For every coach or parent that says their athletes are great players because they specialized early, there are others that will say that their athletes became great players because they were multi-sport athletes first. There is no one best way to develop an athlete to elite levels in sport.
There are many ways to get to the highest levels in sport and some will have specialized early and some athletes would have played multiple sports to get there. We are not going to debate whose model is the best because there are examples of successful athletes at both ends of the spectrum and in all areas in between. What we will do is show the potential pros and cons of each and provide some guidelines on how to decide when the best time to specialize is.
The website, www.sportforlife.ca shows the Canadian Long Term Athlete Development model and its stages. There is a lot of great information on this site to help athletes and parents figure out what kinds of activities they should be looking for and when in the child’s development they should be doing them.
Let’s take a sport like hockey for example. We will compare two male hockey players. Athlete 1 is a 13-year-old and is 5’11” and weighs 165 lbs while Athlete 2 is also 13-years-old but is 5’1” tall and weighs 110 lbs. Athlete 1 has clearly hit puberty, gone through their major growth spurt, and is basically adult-sized while Athlete 2 hasn’t hit puberty or grown and is still basically a child. Both are the same age and skilled players but Athlete 1 will get far more attention paid to him and get far more opportunities to advance than Athlete 2.
Early development by Athlete 1 is advantageous in the following ways:
- This athlete is skilled but also has the physical characteristics most junior scouts are looking for, he may very well get drafted by a CHL team or at the very least his provincial junior league. This will allow him many opportunities to move on to higher levels at his young age.
- The strength and power gained through early growth and development will allow this athlete to compete with older, stronger players and show his superior physical strength over players in his own age group.
The potential disadvantages to Athlete 1’s early development are:
- A mentality that because of the early development they are superior in every way to Athlete 2 giving them a feeling that they don’t have to work as hard to be successful and move to the next level.
- Early success in sport where an athlete doesn’t have any disappointments or failures can lead to devastation when a player gets cut for the first time later in their athletic career. This can often be career-ending for an athlete like this.
Delayed physical development of Athlete 2 is advantageous in the following ways:
- They develop a good work ethic and often realize that through hard work, they can keep up with the larger athletes and as they put in more work and get stronger they stay within reach of the level of their larger counterparts.
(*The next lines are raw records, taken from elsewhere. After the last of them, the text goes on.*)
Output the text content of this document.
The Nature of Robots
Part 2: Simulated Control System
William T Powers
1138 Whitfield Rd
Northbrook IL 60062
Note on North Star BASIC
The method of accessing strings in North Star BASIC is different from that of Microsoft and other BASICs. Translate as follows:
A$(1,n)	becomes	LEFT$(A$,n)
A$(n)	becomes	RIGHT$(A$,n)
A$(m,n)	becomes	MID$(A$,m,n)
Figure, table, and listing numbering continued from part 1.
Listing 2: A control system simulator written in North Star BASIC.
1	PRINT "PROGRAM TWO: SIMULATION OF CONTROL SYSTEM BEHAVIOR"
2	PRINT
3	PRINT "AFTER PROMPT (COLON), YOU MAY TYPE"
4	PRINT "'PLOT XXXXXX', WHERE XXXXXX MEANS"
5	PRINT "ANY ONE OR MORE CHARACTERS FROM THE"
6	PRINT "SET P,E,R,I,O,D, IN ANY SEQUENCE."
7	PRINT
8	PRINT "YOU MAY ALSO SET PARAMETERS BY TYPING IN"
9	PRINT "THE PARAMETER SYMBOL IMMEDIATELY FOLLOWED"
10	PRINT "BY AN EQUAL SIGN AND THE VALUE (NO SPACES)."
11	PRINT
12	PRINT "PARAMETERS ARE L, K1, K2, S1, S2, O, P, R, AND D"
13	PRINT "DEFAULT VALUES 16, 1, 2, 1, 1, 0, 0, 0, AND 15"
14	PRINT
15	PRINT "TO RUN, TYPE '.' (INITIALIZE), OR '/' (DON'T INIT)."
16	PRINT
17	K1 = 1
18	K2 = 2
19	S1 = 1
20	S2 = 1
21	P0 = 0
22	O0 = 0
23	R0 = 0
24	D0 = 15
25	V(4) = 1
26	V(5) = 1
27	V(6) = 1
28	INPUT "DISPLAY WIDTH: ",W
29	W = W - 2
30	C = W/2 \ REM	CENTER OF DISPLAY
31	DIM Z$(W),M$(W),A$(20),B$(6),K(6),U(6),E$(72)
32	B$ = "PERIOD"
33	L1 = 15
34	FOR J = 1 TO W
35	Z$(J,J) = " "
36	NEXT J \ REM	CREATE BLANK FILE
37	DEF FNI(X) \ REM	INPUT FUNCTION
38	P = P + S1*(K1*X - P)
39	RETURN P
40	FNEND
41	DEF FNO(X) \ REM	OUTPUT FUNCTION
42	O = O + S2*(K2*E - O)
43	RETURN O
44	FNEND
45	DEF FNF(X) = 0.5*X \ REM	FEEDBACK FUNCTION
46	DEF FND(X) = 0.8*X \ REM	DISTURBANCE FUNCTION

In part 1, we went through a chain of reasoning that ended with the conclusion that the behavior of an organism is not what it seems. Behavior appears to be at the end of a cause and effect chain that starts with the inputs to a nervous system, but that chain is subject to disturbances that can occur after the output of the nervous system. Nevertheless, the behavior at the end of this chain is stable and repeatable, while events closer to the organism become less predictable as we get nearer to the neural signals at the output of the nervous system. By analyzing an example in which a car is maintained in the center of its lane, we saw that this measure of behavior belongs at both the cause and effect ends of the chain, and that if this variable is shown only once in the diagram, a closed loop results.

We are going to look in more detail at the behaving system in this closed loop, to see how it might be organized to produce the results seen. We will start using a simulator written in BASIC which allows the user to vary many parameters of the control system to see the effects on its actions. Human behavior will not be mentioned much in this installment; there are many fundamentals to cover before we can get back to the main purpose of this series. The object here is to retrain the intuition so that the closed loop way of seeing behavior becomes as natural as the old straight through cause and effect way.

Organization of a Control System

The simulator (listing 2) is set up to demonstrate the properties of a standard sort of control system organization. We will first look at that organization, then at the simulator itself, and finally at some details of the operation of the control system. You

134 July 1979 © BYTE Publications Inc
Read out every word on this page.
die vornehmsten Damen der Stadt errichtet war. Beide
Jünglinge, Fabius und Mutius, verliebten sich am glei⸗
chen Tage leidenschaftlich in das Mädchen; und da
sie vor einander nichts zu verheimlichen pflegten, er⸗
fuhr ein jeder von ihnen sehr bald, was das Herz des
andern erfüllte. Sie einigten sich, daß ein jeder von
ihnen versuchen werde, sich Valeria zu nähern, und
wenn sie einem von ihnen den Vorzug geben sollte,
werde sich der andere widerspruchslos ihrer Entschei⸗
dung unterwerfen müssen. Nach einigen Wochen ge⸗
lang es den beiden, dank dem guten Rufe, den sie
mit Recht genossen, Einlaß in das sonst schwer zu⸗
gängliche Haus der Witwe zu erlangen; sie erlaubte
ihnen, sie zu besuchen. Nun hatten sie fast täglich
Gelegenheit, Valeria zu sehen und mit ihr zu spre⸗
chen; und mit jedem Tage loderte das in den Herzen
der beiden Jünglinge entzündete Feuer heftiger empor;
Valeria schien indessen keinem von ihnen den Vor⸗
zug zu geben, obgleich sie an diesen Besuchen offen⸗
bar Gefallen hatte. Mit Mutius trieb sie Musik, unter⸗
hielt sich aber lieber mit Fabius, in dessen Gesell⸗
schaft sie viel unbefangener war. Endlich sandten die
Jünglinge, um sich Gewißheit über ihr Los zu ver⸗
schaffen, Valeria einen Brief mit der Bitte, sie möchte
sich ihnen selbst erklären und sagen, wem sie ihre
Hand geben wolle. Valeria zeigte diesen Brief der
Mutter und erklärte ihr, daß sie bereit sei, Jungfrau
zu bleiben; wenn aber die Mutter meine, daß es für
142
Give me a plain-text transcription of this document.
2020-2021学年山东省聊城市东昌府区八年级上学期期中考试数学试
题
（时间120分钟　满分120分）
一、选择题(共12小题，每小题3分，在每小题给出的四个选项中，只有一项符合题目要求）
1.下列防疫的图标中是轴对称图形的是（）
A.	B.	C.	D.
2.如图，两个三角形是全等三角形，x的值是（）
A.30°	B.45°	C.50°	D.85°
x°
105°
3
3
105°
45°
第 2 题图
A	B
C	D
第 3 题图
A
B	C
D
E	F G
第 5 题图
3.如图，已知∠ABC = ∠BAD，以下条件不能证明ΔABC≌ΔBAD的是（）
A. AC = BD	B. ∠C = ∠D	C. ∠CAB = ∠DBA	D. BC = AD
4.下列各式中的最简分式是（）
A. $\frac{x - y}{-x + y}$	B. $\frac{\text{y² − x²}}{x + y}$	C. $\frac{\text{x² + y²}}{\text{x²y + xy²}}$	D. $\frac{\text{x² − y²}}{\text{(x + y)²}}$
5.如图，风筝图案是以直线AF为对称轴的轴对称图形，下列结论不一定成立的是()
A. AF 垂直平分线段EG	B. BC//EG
- They become resilient. Once they get over the devastation of getting released or cut at an earlier age, they use disappointment as fuel to help them realize their goals.
- Late developing athletes often build the key athletic abilities and become strong before they grow which will accentuate their physical development once they hit their PHV (Peak Height Velocity/growth spurt), often avoiding the awkward stage that many early developing athletes go through.
The potential disadvantages to Athlete 2’s late growth and development are:
- They get stuck at a lower level of play for a longer period of time making it hard to keep up with Athlete 1. This is especially challenging for those stuck a level or two below where they probably should be for 2-4 years.
- Often times the coaching at the lower levels is not as good and this can limit skill development.
- They get frustrated with the sport and move on to other sports or quit playing sports all together before they realize their full potential.
The above scenario is pretty common across most sports regardless of gender. For females, they will hit PHV earlier than males but they will have the same situations arise. There will always be some athletes who grow and develop at an earlier age and achieve peak performance early, then there will be athletes who grow and develop later and peak at a later age, and finally the majority will follow the typical development model and fall somewhere in between that.